Housing secretary Robert Jenrick has revealed that the forthcoming Accelerated Planning Green Paper has been upgraded to a white paper and promised that the document would deliver "radical reform" of the planning system.
In a speech at think tank Policy Exchange on Wednesday, Jenrick said: "We are going to be bringing forward a white paper on planning reforms. We’ll have to see what happens in the coming weeks to be able to say when we’ll be publishing that."
It is the first time the government has referred to the forthcoming document as a more formal white paper, rather than a green paper.
In his speech, Jenrick said he hoped the paper would deliver "a number of changes" to help overhaul a planning system which he described as "broken".
"We have inherited an incredibly complex and convoluted planning system which is a product of the last 75 years of our national life," he said. "That does need radical reform."
The government announced in the Spring Statement earlier this year that it would publish a green paper to consider how "greater capacity and capability, performance management and procedural improvement" could achieve faster decision-making in the planning system.
But a spokesman for the Ministry of Housing, Communities and Local Government (MHCLG) today confirmed that the document had been upgraded to a white paper.
They did not confirm when the white paper would be published. However, earlier this month the MHCLG said the paper would be published next month in November.
The UK parliament website describes green papers as consultation documents produced by the government, whereas it describes white papers as "policy documents produced by the government which set out their proposals for future legislation".
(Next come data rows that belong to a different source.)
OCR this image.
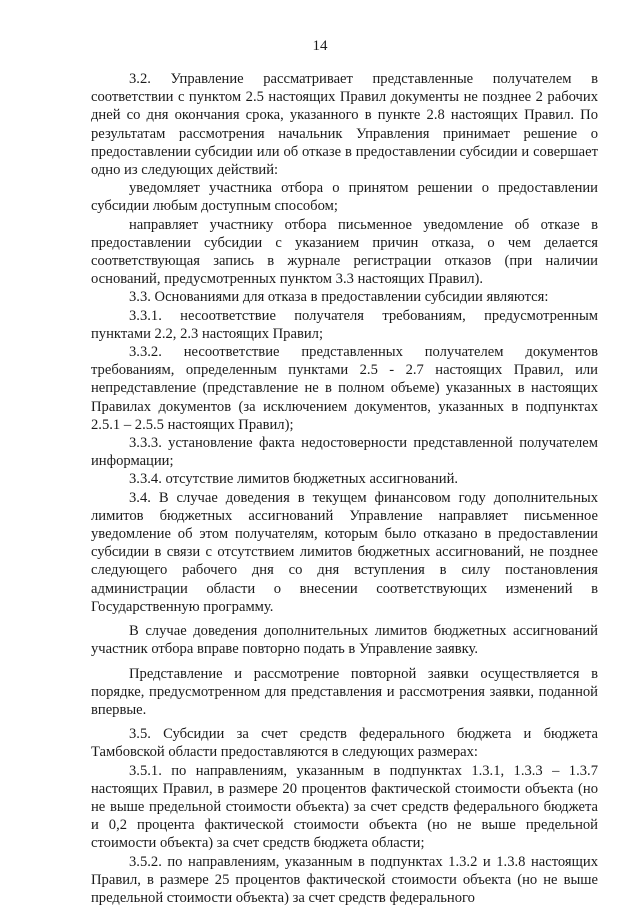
14

3.2. Управление рассматривает представленные получателем в соответствии с пунктом 2.5 настоящих Правил документы не позднее 2 рабочих дней со дня окончания срока, указанного в пункте 2.8 настоящих Правил. По результатам рассмотрения начальник Управления принимает решение о предоставлении субсидии или об отказе в предоставлении субсидии и совершает одно из следующих действий:

уведомляет участника отбора о принятом решении о предоставлении субсидии любым доступным способом;

направляет участнику отбора письменное уведомление об отказе в предоставлении субсидии с указанием причин отказа, о чем делается соответствующая запись в журнале регистрации отказов (при наличии оснований, предусмотренных пунктом 3.3 настоящих Правил).

3.3. Основаниями для отказа в предоставлении субсидии являются:

3.3.1. несоответствие получателя требованиям, предусмотренным пунктами 2.2, 2.3 настоящих Правил;

3.3.2. несоответствие представленных получателем документов требованиям, определенным пунктами 2.5 - 2.7 настоящих Правил, или непредставление (представление не в полном объеме) указанных в настоящих Правилах документов (за исключением документов, указанных в подпунктах 2.5.1 – 2.5.5 настоящих Правил);

3.3.3. установление факта недостоверности представленной получателем информации;

3.3.4. отсутствие лимитов бюджетных ассигнований.

3.4. В случае доведения в текущем финансовом году дополнительных лимитов бюджетных ассигнований Управление направляет письменное уведомление об этом получателям, которым было отказано в предоставлении субсидии в связи с отсутствием лимитов бюджетных ассигнований, не позднее следующего рабочего дня со дня вступления в силу постановления администрации области о внесении соответствующих изменений в Государственную программу.

В случае доведения дополнительных лимитов бюджетных ассигнований участник отбора вправе повторно подать в Управление заявку.

Представление и рассмотрение повторной заявки осуществляется в порядке, предусмотренном для представления и рассмотрения заявки, поданной впервые.

3.5. Субсидии за счет средств федерального бюджета и бюджета Тамбовской области предоставляются в следующих размерах:

3.5.1. по направлениям, указанным в подпунктах 1.3.1, 1.3.3 – 1.3.7 настоящих Правил, в размере 20 процентов фактической стоимости объекта (но не выше предельной стоимости объекта) за счет средств федерального бюджета и 0,2 процента фактической стоимости объекта (но не выше предельной стоимости объекта) за счет средств бюджета области;

3.5.2. по направлениям, указанным в подпунктах 1.3.2 и 1.3.8 настоящих Правил, в размере 25 процентов фактической стоимости объекта (но не выше предельной стоимости объекта) за счет средств федерального
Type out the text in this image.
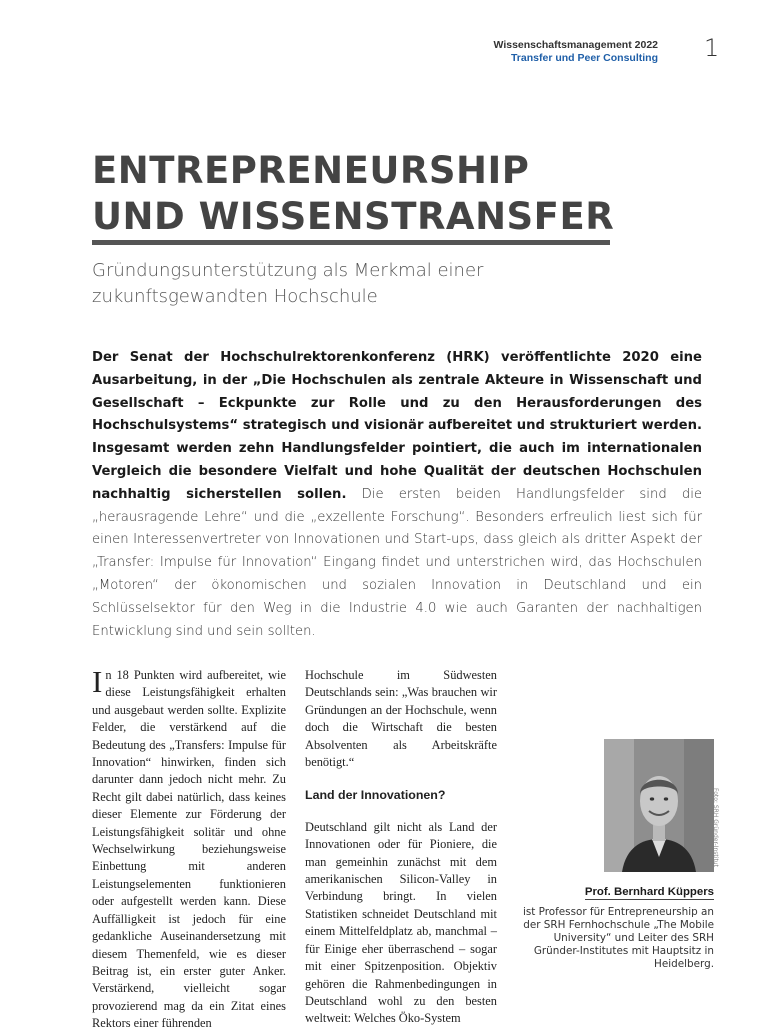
Wissenschaftsmanagement 2022
Transfer und Peer Consulting 1
ENTREPRENEURSHIP
UND WISSENSTRANSFER
Gründungsunterstützung als Merkmal einer zukunftsgewandten Hochschule
Der Senat der Hochschulrektorenkonferenz (HRK) veröffentlichte 2020 eine Ausarbeitung, in der „Die Hochschulen als zentrale Akteure in Wissenschaft und Gesellschaft – Eckpunkte zur Rolle und zu den Herausforderungen des Hochschulsystems“ strategisch und visionär aufbereitet und strukturiert werden. Insgesamt werden zehn Handlungsfelder pointiert, die auch im internationalen Vergleich die besondere Vielfalt und hohe Qualität der deutschen Hochschulen nachhaltig sicherstellen sollen. Die ersten beiden Handlungsfelder sind die „herausragende Lehre“ und die „exzellente Forschung“. Besonders erfreulich liest sich für einen Interessenvertreter von Innovationen und Start-ups, dass gleich als dritter Aspekt der „Transfer: Impulse für Innovation“ Eingang findet und unterstrichen wird, das Hochschulen „Motoren“ der ökonomischen und sozialen Innovation in Deutschland und ein Schlüsselsektor für den Weg in die Industrie 4.0 wie auch Garanten der nachhaltigen Entwicklung sind und sein sollten.

In 18 Punkten wird aufbereitet, wie diese Leistungsfähigkeit erhalten und ausgebaut werden sollte. Explizite Felder, die verstärkend auf die Bedeutung des „Transfers: Impulse für Innovation“ hinwirken, finden sich darunter dann jedoch nicht mehr. Zu Recht gilt dabei natürlich, dass keines dieser Elemente zur Förderung der Leistungsfähigkeit solitär und ohne Wechselwirkung beziehungsweise Einbettung mit anderen Leistungselementen funktionieren oder aufgestellt werden kann. Diese Auffälligkeit ist jedoch für eine gedankliche Auseinandersetzung mit diesem Themenfeld, wie es dieser Beitrag ist, ein erster guter Anker. Verstärkend, vielleicht sogar provozierend mag da ein Zitat eines Rektors einer führenden

Hochschule im Südwesten Deutschlands sein: „Was brauchen wir Gründungen an der Hochschule, wenn doch die Wirtschaft die besten Absolventen als Arbeitskräfte benötigt.“

Land der Innovationen?

Deutschland gilt nicht als Land der Innovationen oder für Pioniere, die man gemeinhin zunächst mit dem amerikanischen Silicon-Valley in Verbindung bringt. In vielen Statistiken schneidet Deutschland mit einem Mittelfeldplatz ab, manchmal – für Einige eher überraschend – sogar mit einer Spitzenposition. Objektiv gehören die Rahmenbedingungen in Deutschland wohl zu den besten weltweit: Welches Öko-System

Foto: SRH Gründer-Institut
Prof. Bernhard Küppers
ist Professor für Entrepreneurship an der SRH Fernhochschule „The Mobile University“ und Leiter des SRH Gründer-Institutes mit Hauptsitz in Heidelberg.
Jenrick said he wanted the white paper to be "a very significant step forward".
Reiterating comments made at the Conservative Party Conference earlier this month, he said he wanted the planning system to work better for three groups - consumers of the planning system, small builders and large developers.
Also in the same speech, the housing secretary said the government's target of building 300,000 homes a year by the mid-2020s "may not be ambitious enough" and has suggested that he will support the "renovation and refurbishment" of existing buildings through the planning system.